The recent proposed ruling stems from a decade-old tax commission ruling designed to make land-use taxes “uniform and equitable.” To do that, the state agency previously added a clause to the tax cost saying that catfish ponds would be valued at cost.

However, because the commission didn't provide any specific figure in their previous ruling, most county tax assessors left it alone. There were three counties — Humphreys, Sharkey and Issaquena — that came up with their own valuations for catfish ponds. None, Pentecost says, come close to the $1,000 increase, though.

Paul Smith, who operates Trans Fisheries, Inc., in Moorhead, Miss., and farms about 2,500 acres of catfish, says the additional $1,000 on top of the current appraised value of fish pond acreage, as proposed by the state tax commission, would increase his tax expenses by more than $30,000 per year.

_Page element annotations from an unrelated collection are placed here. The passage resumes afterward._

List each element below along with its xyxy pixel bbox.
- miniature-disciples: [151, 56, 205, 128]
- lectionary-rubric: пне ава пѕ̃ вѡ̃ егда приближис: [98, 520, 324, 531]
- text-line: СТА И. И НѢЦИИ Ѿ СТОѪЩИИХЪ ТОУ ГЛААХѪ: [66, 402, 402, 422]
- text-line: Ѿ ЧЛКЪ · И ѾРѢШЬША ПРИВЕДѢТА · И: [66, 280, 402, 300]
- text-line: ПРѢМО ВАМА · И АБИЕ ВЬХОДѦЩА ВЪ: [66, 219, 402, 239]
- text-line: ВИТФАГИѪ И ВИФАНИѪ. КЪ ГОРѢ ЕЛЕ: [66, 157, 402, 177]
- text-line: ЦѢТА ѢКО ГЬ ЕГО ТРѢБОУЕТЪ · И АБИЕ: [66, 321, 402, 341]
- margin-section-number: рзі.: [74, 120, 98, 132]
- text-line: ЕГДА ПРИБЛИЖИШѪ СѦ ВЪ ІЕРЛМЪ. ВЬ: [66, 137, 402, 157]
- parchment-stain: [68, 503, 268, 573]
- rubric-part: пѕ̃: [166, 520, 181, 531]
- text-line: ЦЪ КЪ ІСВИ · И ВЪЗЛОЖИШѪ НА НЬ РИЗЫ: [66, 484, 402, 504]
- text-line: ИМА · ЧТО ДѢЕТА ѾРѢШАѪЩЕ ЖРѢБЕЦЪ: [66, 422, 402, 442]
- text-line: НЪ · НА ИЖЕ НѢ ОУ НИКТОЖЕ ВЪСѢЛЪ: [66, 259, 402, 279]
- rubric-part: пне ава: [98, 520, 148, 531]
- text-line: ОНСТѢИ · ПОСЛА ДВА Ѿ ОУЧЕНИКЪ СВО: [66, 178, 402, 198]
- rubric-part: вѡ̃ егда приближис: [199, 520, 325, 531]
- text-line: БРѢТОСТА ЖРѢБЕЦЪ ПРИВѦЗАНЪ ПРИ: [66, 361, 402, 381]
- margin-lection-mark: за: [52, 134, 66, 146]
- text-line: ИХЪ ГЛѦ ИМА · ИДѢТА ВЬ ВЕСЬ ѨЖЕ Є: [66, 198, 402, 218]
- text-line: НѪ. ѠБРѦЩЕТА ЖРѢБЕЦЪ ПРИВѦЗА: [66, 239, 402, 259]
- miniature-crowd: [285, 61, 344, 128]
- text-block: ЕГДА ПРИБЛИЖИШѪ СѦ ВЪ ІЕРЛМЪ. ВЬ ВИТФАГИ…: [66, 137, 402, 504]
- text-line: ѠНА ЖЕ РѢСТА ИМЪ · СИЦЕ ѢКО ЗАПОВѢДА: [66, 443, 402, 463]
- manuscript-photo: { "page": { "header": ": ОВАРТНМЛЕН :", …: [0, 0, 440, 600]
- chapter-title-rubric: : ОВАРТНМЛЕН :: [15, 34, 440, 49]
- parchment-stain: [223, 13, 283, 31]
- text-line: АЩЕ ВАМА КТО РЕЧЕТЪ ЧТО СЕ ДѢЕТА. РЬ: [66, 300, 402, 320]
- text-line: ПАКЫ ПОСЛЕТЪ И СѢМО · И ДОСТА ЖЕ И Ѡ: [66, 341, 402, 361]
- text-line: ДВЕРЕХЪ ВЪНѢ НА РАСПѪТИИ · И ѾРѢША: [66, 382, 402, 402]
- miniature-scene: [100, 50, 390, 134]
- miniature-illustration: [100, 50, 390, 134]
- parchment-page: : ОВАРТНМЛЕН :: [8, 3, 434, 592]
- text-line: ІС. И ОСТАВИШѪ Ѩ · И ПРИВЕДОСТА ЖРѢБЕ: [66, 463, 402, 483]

“It would have roughly tripled the taxes on my ponds, raising my tax bill by about $13.50 per acre,” Smith says. “We don't have that kind of extra money. Catfish farmers are not doing well right now and catfish prices are down.

“Catfish farming is not the cure-all for money that many people think it is. With good management, you can still make a living at raising catfish, but it's high risk and there are a lot of hidden costs in catfish production. For example, pond maintenance is about two and one-half times what we initially thought it would be.”

Smith adds, “The catfish industry in Mississippi probably produces as many jobs as Nissan is supposed to be producing for the state, and now the state wants to tax us additionally for that. The whole thing is just wrong. We're getting hit from all sides. We're already paying more for power and now they want to raise our taxes. If they keep on the way they are going, the state is going to kill this whole industry in Mississippi, and it will end up moving to Arkansas and Alabama.”

Pentecost says the Mississippi's State Tax Commission's decision to at least temporarily rescind its plan to increase the appraised value of catfish ponds was likely made because they knew they had come up with a land use value they couldn't necessarily defend.

“A lot of questions were asked and they were beginning to feel a little pressure to come up with a better method to determine the fair value of land in catfish production.”

The plan now, Pentecost says, is for the experts at Mississippi State University to develop a more well-thought-out number. It's customary, he says, for the state tax commission to hire Mississippi State University when there is a need to determine a land-use value for crop and timber land.